Chimane - Religion and Expressive Culture

Religious Beliefs. Traditional Chimane religion is still very much alive despite Christian attempts to displace it. Human society is a mirror image of the world of animals and plants, and there is a symbiotic relationship between them. The Chimane believe that mutual respect is essential, and it is this maxim that conditions their reasonable and limited approach to the exploitation of natural resources. To maintain this equilibrium is a fundamental objective, and the possible disruption of that equilibium brings evil into the world. The shaman is of outstanding importance in this context. After years of practice, he watches over cultural and religious norms and presides over the most important cults. The cosmos, the earth, and all living beings, including mountains and stones, are the creation of the mythic brothers Duik and Mitsha. As a unity they are called "Jen" and are believed to be the sun and moon, respectively. Duik and Mitsha are cultural heroes who gave humankind weapons, fire, edible plants and other similar goods. Faratazik, master guardians or special keepers of places, animals, fish, and plants watch over the life of their wards, guaranteeing their reproduction and availability to humans. Failure by humans to observe pertinent taboos is punished. Spirits are all benevolent as long as humans respect them; if not, their benevolence changes, and they pose mortal danger ( zeki ). The logical and automatic outcome is that humans will become possessed by spirits and faratazik.
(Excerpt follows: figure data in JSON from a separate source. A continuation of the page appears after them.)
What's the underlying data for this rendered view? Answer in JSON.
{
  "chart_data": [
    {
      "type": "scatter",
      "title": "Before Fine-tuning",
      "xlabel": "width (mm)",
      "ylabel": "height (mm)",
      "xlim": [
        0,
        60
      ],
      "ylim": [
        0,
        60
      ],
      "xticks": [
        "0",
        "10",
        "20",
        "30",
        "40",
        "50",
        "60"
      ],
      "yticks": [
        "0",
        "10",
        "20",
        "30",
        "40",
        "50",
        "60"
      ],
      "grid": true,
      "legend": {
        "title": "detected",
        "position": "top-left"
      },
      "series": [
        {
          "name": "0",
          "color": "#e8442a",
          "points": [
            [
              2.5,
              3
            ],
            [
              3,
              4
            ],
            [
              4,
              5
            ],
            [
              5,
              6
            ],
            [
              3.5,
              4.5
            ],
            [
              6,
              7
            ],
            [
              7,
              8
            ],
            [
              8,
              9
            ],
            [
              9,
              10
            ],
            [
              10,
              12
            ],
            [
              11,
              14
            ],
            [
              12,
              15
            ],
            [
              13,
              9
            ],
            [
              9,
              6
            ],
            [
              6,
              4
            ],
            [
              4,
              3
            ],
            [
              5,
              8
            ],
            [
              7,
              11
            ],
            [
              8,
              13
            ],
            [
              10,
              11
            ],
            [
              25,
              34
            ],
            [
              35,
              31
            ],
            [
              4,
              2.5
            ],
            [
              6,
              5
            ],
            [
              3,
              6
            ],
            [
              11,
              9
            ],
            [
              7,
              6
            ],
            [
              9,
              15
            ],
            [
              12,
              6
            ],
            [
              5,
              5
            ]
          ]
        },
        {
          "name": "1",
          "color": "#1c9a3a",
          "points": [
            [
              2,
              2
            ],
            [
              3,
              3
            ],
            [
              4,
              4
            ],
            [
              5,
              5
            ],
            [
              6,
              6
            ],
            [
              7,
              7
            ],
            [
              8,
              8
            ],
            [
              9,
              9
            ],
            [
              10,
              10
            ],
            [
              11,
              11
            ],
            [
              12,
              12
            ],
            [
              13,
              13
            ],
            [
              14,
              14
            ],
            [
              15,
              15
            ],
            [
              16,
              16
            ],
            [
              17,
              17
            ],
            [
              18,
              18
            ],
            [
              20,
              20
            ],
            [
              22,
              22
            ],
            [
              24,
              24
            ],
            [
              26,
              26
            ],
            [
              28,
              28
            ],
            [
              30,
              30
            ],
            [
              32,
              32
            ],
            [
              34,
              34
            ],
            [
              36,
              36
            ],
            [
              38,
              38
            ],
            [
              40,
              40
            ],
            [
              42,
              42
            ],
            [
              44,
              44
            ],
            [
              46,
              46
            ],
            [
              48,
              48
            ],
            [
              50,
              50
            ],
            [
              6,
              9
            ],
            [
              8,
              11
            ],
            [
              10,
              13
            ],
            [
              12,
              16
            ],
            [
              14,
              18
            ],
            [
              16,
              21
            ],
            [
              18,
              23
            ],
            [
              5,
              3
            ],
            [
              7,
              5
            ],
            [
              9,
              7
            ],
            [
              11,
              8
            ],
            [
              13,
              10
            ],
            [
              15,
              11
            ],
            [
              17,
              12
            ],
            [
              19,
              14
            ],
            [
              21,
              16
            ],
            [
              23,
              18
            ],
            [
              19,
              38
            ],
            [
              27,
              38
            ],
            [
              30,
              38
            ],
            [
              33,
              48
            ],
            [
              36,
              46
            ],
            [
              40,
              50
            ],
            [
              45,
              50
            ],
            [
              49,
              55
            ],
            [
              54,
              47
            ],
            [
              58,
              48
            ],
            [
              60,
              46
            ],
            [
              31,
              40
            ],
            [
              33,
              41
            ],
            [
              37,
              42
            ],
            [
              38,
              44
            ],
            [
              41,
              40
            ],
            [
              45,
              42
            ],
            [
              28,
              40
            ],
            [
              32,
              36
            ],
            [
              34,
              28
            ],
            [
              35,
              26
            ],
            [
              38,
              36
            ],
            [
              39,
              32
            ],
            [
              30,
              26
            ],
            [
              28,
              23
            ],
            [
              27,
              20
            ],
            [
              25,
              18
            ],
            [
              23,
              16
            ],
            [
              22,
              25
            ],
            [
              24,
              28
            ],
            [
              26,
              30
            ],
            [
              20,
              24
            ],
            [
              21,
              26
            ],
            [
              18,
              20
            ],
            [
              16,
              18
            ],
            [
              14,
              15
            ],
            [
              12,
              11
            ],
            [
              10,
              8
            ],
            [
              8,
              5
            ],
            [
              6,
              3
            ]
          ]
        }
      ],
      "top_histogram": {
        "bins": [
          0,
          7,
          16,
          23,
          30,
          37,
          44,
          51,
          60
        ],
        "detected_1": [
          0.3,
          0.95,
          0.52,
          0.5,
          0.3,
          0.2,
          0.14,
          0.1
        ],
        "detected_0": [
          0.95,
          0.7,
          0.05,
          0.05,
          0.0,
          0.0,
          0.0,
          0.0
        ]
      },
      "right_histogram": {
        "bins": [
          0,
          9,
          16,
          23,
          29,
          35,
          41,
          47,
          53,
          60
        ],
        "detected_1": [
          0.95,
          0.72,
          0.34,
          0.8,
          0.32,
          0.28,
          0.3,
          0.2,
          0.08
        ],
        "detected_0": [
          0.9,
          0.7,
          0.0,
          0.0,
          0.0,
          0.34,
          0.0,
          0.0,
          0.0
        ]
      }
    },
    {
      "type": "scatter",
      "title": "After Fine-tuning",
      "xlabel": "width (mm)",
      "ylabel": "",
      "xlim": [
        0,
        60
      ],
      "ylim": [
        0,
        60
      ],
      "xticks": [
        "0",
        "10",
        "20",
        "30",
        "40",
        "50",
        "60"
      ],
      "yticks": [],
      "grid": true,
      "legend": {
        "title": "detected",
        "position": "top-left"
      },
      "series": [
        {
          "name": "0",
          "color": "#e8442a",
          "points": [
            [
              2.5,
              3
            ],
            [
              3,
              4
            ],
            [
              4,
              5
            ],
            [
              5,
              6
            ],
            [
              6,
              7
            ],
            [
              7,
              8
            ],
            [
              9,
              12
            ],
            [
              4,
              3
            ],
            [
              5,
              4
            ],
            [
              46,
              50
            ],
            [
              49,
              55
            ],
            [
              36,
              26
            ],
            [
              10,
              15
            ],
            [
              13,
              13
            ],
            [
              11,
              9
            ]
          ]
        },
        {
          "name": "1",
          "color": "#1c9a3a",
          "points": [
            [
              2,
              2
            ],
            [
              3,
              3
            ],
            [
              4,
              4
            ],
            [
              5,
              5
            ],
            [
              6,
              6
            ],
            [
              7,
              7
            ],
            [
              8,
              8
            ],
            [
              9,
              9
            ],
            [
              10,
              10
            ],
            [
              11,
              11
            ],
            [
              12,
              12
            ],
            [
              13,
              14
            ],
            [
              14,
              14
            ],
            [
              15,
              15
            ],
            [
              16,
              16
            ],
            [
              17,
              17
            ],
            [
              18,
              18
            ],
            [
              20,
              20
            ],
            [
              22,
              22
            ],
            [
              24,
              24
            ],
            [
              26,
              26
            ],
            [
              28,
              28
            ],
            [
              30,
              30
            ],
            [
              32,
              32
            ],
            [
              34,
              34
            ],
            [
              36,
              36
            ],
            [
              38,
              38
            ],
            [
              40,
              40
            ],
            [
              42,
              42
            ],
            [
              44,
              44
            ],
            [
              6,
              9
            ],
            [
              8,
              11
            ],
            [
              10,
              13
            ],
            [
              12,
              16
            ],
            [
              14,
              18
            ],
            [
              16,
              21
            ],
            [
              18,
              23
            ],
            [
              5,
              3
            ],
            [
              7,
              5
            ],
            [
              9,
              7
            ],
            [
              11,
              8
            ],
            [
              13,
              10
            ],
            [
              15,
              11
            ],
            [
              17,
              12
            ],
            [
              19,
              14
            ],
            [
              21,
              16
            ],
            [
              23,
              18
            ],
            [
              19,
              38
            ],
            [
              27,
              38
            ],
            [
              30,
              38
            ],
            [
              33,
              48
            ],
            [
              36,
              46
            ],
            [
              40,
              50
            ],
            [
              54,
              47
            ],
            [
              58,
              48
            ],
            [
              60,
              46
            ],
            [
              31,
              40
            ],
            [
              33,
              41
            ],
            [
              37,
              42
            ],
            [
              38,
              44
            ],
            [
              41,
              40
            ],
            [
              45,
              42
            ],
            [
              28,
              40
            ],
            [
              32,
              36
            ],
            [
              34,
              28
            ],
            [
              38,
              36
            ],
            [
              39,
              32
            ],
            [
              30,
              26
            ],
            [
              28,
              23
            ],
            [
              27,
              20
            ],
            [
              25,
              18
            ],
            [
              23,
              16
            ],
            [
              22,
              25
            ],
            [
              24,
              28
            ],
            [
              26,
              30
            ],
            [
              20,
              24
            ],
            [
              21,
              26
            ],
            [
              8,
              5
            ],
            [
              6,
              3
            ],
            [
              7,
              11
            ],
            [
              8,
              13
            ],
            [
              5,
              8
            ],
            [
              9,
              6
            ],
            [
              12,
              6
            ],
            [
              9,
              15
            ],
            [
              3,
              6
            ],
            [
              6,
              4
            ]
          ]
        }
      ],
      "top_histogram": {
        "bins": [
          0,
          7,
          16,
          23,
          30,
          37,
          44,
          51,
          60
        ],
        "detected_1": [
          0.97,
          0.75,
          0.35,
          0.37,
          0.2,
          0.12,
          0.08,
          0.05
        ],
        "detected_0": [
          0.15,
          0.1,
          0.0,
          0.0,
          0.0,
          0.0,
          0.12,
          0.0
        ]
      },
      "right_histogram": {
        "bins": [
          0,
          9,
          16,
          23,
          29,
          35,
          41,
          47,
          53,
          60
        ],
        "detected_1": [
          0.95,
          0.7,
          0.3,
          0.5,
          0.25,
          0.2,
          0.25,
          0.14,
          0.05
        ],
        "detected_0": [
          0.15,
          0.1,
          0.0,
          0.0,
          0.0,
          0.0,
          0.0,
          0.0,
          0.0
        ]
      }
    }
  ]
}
Chimane religion shows a close link with the Andean world, since it is from this region that the mythic brothers are said to have come. When the end of the world draws near "from down below," that is, the low-lying eastern regions, the salvation of humankind lies in escaping to the region "above," that is, the mountain ranges of the Andes—although this region has also seen strife, oppression, and disasters, as demonstrated by the cycle of Hisui, the violator and murderer of Aillú, one of the female chiefs of ancient times. The Chimane describe their historical reality in mythic terms. The central cult ritual, closely linked with the renovation of the pact between humankind and nature, is the umba, which is performed in the round cult house, the shipa.

Religious Practitioners. With the assistance of robodye (a narcotic derived from an as-yet unclassified plant) and tobacco juice and by chanting and drumming, the shaman reaches a state of ecstasy. He is able to transport himself to extraterrestrial planes and to summon the spirits to visit with the participants in the umba. All participants experience ecstasy. They ingest small figures in human and jaguar forms. Even though presently in animal guise, jaguars are considered human, and the ritually ingested jaguar representations are believed to be human flesh.

Arts. Shamanic chants and songs pertaining to the Chimane religion and economy form an essential part of the Indians' religion and cult.

Medicine. Bodily evil is manifested in illness, either caused through one's own fault—not having observed a taboo—or by witchcraft. The shaman's curing practices consist of chants, sucking, and natural medicines made from plants, animal oils, and healing clays. Western medicine plays an insignificant role in Chimane life.